Ever since Xi Jinping became the permanent leader of China by removing term limits, he has initiated several policies to purge what he believes are “disloyal” members of the Party. The excessive focus on loyalty is said to be causing many Party members to be worried about making the wrong decisions and earning the wrath of the CCP. The Party itself is apparently getting paranoid, as it suspects anyone who deviates from the Party’s direction by even a small margin to be a “potential threat.”
“The desire for control is not something particular to any time period… It is a fundamental tenet of autocratic governments that they are constantly paranoid about being overthrown,” Duncan Innes-Ker, regional director for Asia at the Economist Intelligence Unit, said to Reuters. Xi has asked Party members to build up their “fighting spirit” to confront any worst-case scenario this year, including a breakdown in trade talks with the United States.
Crackdown on religious practitioners
Beijing is also coming down hard on Party members who observe religious rituals. In February, the CCP expelled three members and issued warnings to 10 others for practicing Tibetan Buddhism. Since the regime is involved in the persecution of Tibetan Buddhists, having practitioners inside the Party is considered to be a risk. It has asked followers to engage in a tit-for-tat battle with the Dalai Lama, warning that any members not supporting such a stance would be faced with some “serious problems.”

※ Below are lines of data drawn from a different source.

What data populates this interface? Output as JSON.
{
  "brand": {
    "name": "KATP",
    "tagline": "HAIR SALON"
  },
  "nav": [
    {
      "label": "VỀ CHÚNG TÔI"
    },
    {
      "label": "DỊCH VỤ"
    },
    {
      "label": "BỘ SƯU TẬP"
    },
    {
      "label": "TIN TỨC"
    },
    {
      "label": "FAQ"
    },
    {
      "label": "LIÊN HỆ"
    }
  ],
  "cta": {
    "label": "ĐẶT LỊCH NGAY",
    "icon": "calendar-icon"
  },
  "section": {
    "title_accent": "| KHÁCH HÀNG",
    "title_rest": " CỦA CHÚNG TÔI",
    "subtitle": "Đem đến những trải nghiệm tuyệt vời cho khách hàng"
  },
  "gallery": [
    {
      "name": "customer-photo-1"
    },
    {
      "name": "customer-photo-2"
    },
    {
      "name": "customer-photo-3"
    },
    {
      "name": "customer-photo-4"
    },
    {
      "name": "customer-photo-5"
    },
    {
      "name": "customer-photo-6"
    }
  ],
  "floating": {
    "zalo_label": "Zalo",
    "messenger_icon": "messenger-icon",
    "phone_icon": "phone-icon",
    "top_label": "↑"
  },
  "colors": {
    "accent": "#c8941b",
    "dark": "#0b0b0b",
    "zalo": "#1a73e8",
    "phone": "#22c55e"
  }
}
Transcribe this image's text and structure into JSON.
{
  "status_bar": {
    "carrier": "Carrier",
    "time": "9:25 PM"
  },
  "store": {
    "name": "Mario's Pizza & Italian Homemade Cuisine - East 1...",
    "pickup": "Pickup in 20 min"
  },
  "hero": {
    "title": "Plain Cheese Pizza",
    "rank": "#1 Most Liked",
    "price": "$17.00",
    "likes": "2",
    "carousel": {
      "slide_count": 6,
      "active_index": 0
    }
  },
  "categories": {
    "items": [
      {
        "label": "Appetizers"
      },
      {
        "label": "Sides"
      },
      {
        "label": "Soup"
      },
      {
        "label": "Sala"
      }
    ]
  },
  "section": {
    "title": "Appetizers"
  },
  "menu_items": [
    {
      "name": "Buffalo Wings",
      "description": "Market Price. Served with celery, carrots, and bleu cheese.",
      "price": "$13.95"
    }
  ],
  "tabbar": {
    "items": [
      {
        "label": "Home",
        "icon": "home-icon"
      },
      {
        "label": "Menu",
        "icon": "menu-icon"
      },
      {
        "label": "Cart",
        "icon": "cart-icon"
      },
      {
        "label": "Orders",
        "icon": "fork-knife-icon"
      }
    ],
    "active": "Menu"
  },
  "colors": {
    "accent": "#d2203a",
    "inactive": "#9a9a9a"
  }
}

The CCP has ramped up its efforts to portray Marxism as being the only guiding light of China and depicting all religions as superstitious nonsense. “Resolutely prevent not believing in Marx and Lenin and believing in ghosts and spirits, not believing in the truth and believing in money… Resolutely oppose all forms of mistaken thought that distorts, misrepresents, or negates Marxism,” according to a Party statement on Chinese media (News18).
Being the 70th anniversary of the establishment of communist China, the government has been broadcasting propaganda videos over the past months highlighting how Western democracy is a failure, while China’s communist regime benefits the people.